When Chetwood had finished I puffed away fiercely upon my cigar.

"Good letter, Jack," said I.

"Yes," said he, tearing it up.

"Don't do that," I cried, trying to restrain him.

He smiled again and sighed. "It's--gone," said he. "Gone. Forever. I shall never write it again."

"You should have sent it to--to yourself," said I. "I have thought sometimes that such a letter should be written to you."

"Possibly," said he. "But--it's gone." And he tossed it into the waste-basket.

"It's a pity," said I. "You--you might have sold that."

"I know I might," said he. "But if it had ever appeared in print I should have been immortally mad. It's a libel on myself. Truth--is libellous, you know."

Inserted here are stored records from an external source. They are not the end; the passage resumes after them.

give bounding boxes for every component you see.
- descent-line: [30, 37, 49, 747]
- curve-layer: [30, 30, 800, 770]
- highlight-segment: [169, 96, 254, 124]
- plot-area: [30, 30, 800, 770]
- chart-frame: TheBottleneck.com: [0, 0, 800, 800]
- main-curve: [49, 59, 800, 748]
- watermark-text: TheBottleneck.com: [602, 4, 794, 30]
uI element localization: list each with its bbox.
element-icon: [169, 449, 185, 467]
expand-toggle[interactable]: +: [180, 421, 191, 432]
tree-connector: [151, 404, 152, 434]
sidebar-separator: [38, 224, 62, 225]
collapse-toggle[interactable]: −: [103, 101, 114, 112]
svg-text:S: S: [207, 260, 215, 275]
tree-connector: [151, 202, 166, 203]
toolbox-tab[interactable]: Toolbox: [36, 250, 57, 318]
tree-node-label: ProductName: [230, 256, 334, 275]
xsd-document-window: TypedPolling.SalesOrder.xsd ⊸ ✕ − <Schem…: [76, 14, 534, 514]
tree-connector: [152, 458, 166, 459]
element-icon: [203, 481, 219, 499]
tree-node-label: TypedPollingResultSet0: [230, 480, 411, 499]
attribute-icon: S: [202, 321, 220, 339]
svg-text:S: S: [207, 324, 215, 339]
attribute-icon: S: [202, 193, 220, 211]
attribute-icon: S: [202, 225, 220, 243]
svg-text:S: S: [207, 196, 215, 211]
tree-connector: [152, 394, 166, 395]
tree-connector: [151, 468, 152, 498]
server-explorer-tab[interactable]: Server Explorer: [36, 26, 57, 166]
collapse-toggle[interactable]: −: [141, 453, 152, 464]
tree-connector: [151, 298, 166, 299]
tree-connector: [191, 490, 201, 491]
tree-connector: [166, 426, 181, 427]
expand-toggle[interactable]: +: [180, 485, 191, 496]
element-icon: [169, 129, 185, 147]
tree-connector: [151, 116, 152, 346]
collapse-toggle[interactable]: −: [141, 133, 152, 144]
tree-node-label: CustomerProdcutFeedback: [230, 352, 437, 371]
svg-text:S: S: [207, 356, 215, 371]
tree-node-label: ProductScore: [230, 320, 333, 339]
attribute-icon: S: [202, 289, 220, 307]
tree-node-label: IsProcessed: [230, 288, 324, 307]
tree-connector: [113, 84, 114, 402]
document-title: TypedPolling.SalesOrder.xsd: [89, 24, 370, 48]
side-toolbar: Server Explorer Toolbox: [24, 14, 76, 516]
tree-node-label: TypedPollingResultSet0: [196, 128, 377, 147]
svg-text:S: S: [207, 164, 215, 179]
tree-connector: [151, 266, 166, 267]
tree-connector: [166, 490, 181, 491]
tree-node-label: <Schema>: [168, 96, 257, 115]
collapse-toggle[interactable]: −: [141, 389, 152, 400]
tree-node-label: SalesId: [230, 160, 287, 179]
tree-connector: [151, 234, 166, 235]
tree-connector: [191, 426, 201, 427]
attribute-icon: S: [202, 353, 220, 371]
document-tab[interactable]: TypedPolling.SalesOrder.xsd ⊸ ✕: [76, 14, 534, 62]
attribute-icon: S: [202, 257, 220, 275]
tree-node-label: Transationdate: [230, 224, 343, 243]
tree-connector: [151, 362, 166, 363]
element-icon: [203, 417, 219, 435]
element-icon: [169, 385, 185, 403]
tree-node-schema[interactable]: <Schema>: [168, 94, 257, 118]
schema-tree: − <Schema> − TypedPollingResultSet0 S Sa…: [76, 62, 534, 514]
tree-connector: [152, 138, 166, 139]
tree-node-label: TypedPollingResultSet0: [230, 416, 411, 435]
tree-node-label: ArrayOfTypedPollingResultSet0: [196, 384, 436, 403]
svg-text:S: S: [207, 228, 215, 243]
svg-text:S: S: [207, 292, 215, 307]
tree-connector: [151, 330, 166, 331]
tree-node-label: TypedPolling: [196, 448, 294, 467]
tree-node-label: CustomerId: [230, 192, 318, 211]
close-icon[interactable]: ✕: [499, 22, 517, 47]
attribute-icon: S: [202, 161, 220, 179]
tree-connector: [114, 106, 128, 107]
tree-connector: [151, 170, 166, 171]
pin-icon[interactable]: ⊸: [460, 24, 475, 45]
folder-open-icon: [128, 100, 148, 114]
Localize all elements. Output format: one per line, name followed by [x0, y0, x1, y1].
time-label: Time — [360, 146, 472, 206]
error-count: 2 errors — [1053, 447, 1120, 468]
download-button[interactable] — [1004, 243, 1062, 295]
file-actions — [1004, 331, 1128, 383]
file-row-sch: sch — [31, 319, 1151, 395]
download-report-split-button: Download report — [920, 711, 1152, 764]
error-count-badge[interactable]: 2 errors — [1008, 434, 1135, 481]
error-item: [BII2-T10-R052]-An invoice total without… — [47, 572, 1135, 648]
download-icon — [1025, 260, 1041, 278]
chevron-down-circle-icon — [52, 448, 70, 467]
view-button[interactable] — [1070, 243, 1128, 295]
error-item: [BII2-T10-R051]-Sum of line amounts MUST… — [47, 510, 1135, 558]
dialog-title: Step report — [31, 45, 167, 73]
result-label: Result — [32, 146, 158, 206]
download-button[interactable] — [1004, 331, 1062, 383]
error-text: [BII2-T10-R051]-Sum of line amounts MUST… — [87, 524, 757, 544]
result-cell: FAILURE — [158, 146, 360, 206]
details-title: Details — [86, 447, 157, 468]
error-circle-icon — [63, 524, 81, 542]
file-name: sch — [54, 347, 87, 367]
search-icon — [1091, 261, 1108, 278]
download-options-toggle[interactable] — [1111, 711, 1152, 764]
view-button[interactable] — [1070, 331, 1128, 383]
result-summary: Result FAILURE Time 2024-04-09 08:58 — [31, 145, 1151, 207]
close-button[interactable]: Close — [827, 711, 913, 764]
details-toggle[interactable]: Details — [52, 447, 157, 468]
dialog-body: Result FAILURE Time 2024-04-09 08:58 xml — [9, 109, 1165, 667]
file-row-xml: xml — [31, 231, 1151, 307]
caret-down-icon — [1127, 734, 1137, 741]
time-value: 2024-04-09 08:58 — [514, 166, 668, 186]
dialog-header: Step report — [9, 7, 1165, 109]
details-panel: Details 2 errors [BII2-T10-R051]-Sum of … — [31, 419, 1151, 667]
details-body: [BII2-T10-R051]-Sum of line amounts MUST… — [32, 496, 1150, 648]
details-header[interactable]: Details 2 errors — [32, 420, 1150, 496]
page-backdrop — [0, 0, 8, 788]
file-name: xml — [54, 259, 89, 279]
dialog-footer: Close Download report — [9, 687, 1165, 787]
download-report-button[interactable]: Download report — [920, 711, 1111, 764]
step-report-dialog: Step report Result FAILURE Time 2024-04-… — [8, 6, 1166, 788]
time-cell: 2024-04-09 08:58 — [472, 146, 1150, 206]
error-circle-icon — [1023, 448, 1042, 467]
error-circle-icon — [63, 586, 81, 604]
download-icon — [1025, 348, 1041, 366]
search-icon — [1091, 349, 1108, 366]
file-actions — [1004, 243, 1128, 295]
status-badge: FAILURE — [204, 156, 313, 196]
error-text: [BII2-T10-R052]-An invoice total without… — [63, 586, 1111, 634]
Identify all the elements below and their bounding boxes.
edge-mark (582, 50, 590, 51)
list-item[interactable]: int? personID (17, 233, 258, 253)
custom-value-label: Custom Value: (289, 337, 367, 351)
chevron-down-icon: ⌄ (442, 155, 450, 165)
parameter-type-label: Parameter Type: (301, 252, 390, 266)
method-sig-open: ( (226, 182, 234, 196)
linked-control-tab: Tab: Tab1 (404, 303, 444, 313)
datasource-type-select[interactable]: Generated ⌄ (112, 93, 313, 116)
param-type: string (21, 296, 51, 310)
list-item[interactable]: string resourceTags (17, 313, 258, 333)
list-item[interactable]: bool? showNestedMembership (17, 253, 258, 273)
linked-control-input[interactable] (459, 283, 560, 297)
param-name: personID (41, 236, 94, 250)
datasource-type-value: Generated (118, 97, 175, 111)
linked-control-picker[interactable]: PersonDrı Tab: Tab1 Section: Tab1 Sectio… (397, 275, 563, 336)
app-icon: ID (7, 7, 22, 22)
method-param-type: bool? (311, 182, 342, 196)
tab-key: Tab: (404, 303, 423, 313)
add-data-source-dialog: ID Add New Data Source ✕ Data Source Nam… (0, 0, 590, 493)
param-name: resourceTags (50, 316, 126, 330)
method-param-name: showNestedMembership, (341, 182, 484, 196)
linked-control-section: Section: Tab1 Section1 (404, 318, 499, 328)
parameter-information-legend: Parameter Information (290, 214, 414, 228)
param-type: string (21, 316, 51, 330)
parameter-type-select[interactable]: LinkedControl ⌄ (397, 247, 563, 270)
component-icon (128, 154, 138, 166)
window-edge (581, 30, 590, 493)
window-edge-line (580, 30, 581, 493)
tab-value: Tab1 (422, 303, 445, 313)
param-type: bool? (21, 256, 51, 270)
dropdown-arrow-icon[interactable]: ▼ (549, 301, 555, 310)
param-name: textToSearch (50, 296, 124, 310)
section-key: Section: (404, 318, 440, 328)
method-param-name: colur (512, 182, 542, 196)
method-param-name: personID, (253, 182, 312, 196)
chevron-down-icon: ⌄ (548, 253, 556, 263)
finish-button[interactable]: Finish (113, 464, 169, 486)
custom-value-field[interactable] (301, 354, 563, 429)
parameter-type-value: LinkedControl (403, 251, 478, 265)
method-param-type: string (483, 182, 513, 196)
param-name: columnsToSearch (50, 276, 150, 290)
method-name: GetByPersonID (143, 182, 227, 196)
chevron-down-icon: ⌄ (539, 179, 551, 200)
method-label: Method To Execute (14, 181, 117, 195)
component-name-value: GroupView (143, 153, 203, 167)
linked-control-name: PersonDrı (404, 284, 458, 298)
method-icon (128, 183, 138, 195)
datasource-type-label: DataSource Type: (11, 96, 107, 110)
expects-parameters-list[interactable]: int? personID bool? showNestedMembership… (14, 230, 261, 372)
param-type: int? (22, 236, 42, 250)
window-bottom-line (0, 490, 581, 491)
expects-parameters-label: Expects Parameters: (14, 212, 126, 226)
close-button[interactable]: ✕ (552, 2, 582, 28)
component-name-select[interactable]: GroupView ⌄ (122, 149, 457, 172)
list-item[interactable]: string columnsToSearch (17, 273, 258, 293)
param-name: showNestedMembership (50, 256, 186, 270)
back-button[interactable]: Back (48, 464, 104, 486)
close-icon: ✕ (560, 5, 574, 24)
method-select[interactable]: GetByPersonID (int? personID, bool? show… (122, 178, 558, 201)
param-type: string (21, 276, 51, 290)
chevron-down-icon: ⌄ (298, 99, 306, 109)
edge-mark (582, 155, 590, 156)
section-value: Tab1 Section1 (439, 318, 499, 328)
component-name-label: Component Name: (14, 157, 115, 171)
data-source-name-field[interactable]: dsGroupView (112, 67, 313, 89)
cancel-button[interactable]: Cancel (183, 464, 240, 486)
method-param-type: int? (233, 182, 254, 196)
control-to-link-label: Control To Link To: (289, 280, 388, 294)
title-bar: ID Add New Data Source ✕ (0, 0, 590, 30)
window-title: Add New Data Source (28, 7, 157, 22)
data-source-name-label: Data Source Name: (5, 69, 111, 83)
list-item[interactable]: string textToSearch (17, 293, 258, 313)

"It might have been rejected," I said, sarcastically.

"That would have made me madder yet," said Chetwood.

"Still--you realize the--ah--situation, Jack," I put in.

"Well," said he, with a laugh, "Christmas is coming, and when the fever is on--I--well, I catch it. I want to give, give, give, and give I shall."

"But you are imperilling--" I cried.

"I know, I know," he interrupted, gently. "God knows I know, but it is the fever of the hour. You can't stave off an epidemic. It's not my fault; it's the fault of the times."

"Nonsense," I retorted. "Can't you stand up against the times?"

"I can," said he, complacently lighting a cigar. "But I sha'n't. We'll all go to ruin together. The man who tries to stand up against the spirit of the times is an ass. I lack the requisite number of legs for that."

"Well," I put in, "I wish you a merry Christmas--"

"I shall have it," said he, cheerily. "The children--"

"And the New Year?" I interrupted.

"It isn't here yet," said Chetwood. "And I never cross a bridge until I come to it. Take another cigar."

Nevertheless, I went from Chetwood that night rather happier than I ought to have been, perhaps. His letter, even though he did not choose to mail it to himself, showed that he was thinking--thinking about it; and I was glad.

What if all men were to consider the questions that Chetwood raised?

Might not the meaning of Christmas, with all its joy and all its beauty, and all its inspiration-giving qualities, once more be made clear to man? I for one believe it would, and I venture to hope that the old-time simplicity of the observance of the day may again be restored unto us.

"God bless us all!" said Tiny Tim.

When the simpler, happier Christmas time, which is a joy, and not a burden, comes back to us, then will Tiny Tim's prayer have been answered.